First, think if the answer seems possible.
You should not get a negative value for {{{x}}} ,
because it is the length of the side of a box,
so {{{x=-5.07}}} is obviously a wrong result.
Maybe you could have found {{{x=5.07}}} , but not {{{x=-5.07}}} .
  
From {{{A=4xh +x^2}}} and {{{h=32/x^2)}}}
you do get
{{{A=4x(32/x^2)+x^2,h=32/x^2}}}
{{{A(x)= 128/x + x^2}}} , not  {{{A(x)= 4(32/ x^2) + x^2}}}
 
How do we check if a formula like that is right?
If for each {{{x}}} you calculate {{{h}}},
and then use the two formulas,
A=4xh +x^2 and A(x)= 128/x + x^2
do you get the same results?
I did:
{{{matrix(9,4,
x,h,A,A(x),
1,32,129,129,
2,8,68,68,
3,3&5/9,51&2/3,51&2/3,
4,2,48,48,
5,1.28,50.6,50.6,
6,8/9,57&1/3,57&1/3,
7,32/49,67&2/7,67&2/7,
8,0.5,80,80)}}}
 
If I were to graph A(x),
I would see that the minimum is at {{{x=4}}} with {{{h=2}}} .
I suppose you are expected to interpret "use a calculator to answer the question"
to mean use a certain graphing calculator to graph A(x).
You might have to use your expensive graphing calculator for the SAT.

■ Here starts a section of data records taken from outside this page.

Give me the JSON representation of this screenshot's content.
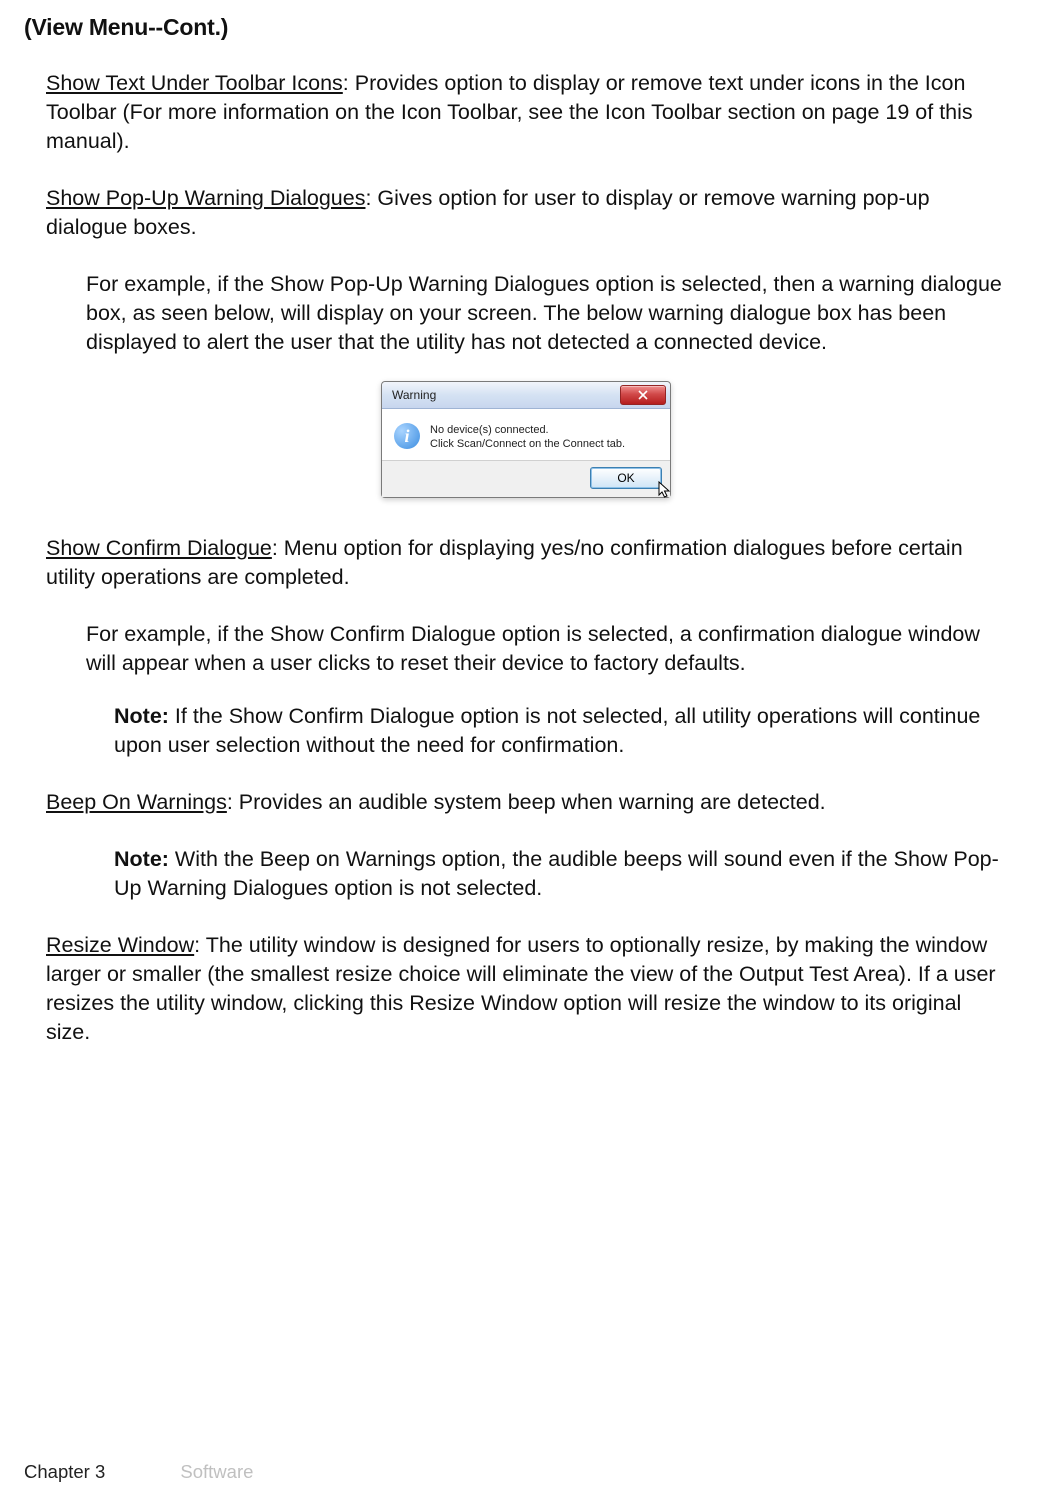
{
  "heading": "(View Menu--Cont.)",
  "entries": {
    "show_text_under_icons": {
      "title": "Show Text Under Toolbar Icons",
      "desc": ": Provides option to display or remove text under icons in the Icon Toolbar (For more information on the Icon Toolbar, see the Icon Toolbar section on page 19 of this manual)."
    },
    "show_popup": {
      "title": "Show Pop-Up Warning Dialogues",
      "desc": ": Gives option for user to display or remove warning pop-up dialogue boxes."
    },
    "show_popup_example": "For example, if the Show Pop-Up Warning Dialogues option is selected, then a warning dialogue box, as seen below, will display on your screen. The below warning dialogue box has been displayed  to alert the user that the utility has not detected a connected device.",
    "dialog": {
      "title": "Warning",
      "line1": "No device(s) connected.",
      "line2": "Click Scan/Connect on the Connect tab.",
      "ok": "OK"
    },
    "show_confirm": {
      "title": "Show Confirm Dialogue",
      "desc": ": Menu option for displaying yes/no confirmation dialogues before certain utility operations are completed."
    },
    "show_confirm_example": "For example, if the Show Confirm Dialogue option is selected, a confirmation dialogue window will appear when a user clicks to reset their device to factory defaults.",
    "show_confirm_note": {
      "label": "Note:",
      "text": " If the Show Confirm Dialogue option is not selected, all utility operations will continue upon user selection without the need for confirmation."
    },
    "beep": {
      "title": "Beep On Warnings",
      "desc": ": Provides an audible system beep when warning are detected."
    },
    "beep_note": {
      "label": "Note:",
      "text": " With the Beep on Warnings option, the audible beeps will sound even if the Show Pop-Up Warning Dialogues option is not  selected."
    },
    "resize": {
      "title": "Resize Window",
      "desc": ": The utility window is designed for users to optionally resize, by making the window larger or smaller (the smallest resize choice will eliminate the view of the Output Test Area). If a user resizes the utility window, clicking this Resize Window option will resize the window to its original size."
    }
  },
  "footer": {
    "chapter": "Chapter 3",
    "section": "Software"
  }
}
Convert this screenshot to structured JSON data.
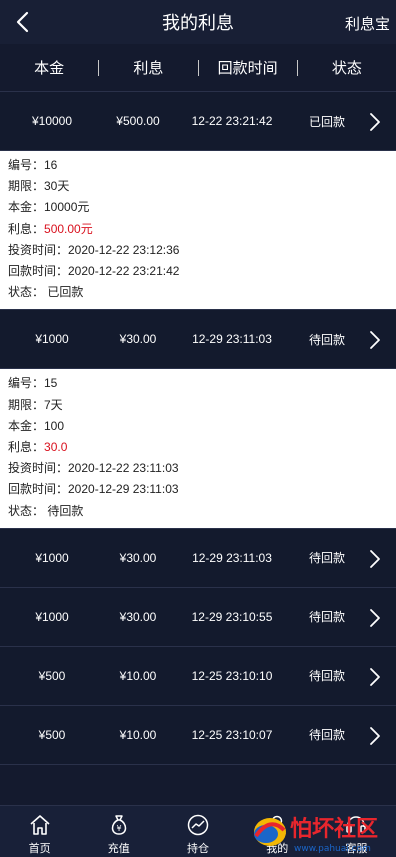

I guess that is why they teach you to use it.
I have never been asked to use a graphing calculator at work,
but most of us spend a lot of time in front of computers with Microsoft Excel on them,
and we use it a lot for graphing.
It would be nice if schools taught you to use Excel.